Sunday, February 20, 2011

Writing Group Exercise

(Written during my Solace writing group)

My little girls have long torsos; banana curls and ribbons and dresses. They skip around the house as a princess, sometimes a dragon slayer, but always a heroine of some sort. It’s as if they’ve reached the land of milk and honey, where adventures are only but a second away, and harm is locked in a cage with no key. I often envy their bliss and their sense of accomplishment from an afternoon’s play. If only I could conquer as much as they do in a four hour time slot. The blue violets in the back yard are no mere flowers, but majestic tools used to woo fairies and princes into our courts. Seashells become evidence of mermaids nearby, and the corn flower blue chips are the pet unicorn’s favorite snack! I wish I could hypnotize myself into the fantastic worlds they reside in, and have the confidence to save the day time-after-time. I long for simple days made perfect when an ounce of imagination and a small dose of magic. I could be a princess, but I’m too aware of how I might fall short of ruling over a people should I one day become queen. I’d fly on a unicorn, but I’m not sure I’d know where to tell him to go. Too many lollipops give me cavities, and that seashell would only bring to surface memories of that summer a few years ago I’d much rather forget. What I’d give to walk out the back door and see the world untainted by a frozen reality. My little girls, with their long torsos and banana curls – I envy them.

Tuesday, February 15, 2011

When the Stage is a Piece of Paper

I'm taking a creative-writing poetry class, and of course most of our time is spent reading and analyzing poetry, specifically modern American poetry. Our assignment over the weekend was to examine a book called 100 Notes on Violence by Julie Carr. Paperback, and full of 100 poems (notes) concerning, as obviously stated, violence. I read the pages and cringed at its content; I squirmed in my discomfort as the words took me into the minds of the criminal, the accused, the innocent and the victim. Often her poems ended abruptly, as if she couldn't bear the weight of finishing her sentence, so I had to in order to conclude what was implied. I didn't want to finish her thoughts; I didn't want to take myself into the dark places the pages were directing me to. Every "note" left its mark on my mind, and dare I even say, my soul!

I watch TV shows full of violence, and barely bat an eye. Spencer Reid (from Criminal Minds) was my biggest crush until replaced with a real-life Spencer. Mr. Reid spoke to me of serial killers, molestations, and rapes sparing no gruesome detail. I watched unashamed. And once the show was over, I went to bed unaffected.

Though news programs, tv shows and movies deal with the same content as the poems I read for class, why do my eyes so quickly want to shoot away from my page as if tortured by its thoughts?

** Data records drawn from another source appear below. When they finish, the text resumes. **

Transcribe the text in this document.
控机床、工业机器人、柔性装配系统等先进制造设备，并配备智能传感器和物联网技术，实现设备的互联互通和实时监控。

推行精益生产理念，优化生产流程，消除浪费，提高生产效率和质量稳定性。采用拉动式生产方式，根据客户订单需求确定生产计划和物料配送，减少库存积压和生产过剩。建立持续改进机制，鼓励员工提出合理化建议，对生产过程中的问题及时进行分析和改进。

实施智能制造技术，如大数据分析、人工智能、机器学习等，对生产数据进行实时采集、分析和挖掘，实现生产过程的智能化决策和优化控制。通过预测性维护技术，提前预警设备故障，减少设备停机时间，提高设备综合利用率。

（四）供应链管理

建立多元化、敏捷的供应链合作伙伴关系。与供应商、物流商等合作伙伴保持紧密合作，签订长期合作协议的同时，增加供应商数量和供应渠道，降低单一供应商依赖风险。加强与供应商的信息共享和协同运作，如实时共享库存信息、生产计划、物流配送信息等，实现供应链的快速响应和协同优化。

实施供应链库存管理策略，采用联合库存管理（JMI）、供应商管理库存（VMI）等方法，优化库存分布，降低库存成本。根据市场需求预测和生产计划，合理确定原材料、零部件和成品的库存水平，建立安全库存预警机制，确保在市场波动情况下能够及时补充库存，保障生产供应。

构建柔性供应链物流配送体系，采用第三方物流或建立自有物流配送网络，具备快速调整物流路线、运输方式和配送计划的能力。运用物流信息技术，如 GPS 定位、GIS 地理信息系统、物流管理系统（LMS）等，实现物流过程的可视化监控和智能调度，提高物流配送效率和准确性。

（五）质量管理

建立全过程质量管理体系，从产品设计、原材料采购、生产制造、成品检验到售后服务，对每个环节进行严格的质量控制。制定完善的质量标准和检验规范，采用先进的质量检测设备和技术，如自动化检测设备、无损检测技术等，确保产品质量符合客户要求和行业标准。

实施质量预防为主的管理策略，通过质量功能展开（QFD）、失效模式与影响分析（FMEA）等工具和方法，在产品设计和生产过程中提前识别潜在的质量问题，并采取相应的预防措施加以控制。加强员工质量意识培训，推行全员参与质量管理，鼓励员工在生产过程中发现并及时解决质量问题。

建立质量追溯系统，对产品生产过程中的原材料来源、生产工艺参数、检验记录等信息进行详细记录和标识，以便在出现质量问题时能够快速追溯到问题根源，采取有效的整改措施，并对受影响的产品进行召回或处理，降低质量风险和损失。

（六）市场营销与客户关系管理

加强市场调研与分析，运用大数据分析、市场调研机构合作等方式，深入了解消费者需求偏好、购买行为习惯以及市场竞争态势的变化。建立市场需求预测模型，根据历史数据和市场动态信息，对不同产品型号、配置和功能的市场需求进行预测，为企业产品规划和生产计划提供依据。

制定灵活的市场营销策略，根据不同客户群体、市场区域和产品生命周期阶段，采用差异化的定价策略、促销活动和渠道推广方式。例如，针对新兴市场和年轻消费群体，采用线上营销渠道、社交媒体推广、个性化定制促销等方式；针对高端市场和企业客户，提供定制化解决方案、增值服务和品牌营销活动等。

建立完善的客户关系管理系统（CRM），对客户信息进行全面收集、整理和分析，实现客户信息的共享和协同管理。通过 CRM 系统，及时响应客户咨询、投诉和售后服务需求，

Words on a page require a reader, not a passive listener or watchman. One must take action to read and comprehend the ideas and notions. Words are merely words until given a voice by its reader. If I write "snow" on a paper, it lies in waiting until someone comes to breathe life into it - and suddenly it's given emotion, life, a story, a face. Snow - this evokes joy from memories of sledding; dread, from ideas of prolonged Winters; certain people flood my mind in correlation with these white and magical flakes. Words on a page draw its reader in a deep way that impacts the thoughts and mind of the one who allows the letters to run through their head making connections along the way.

A piece of paper becomes a stage drawing the most unsuspecting passer-by, for one cannot pronounce the words in their mind without making a relationship with the page. "Snow" - its said with your own voice, in your own mind. My writing becomes your reading, my thoughts run through your head. What a powerful tool we hold in our hands as we write, and what a magnificent stage we form in the minds of those who glance upon our words.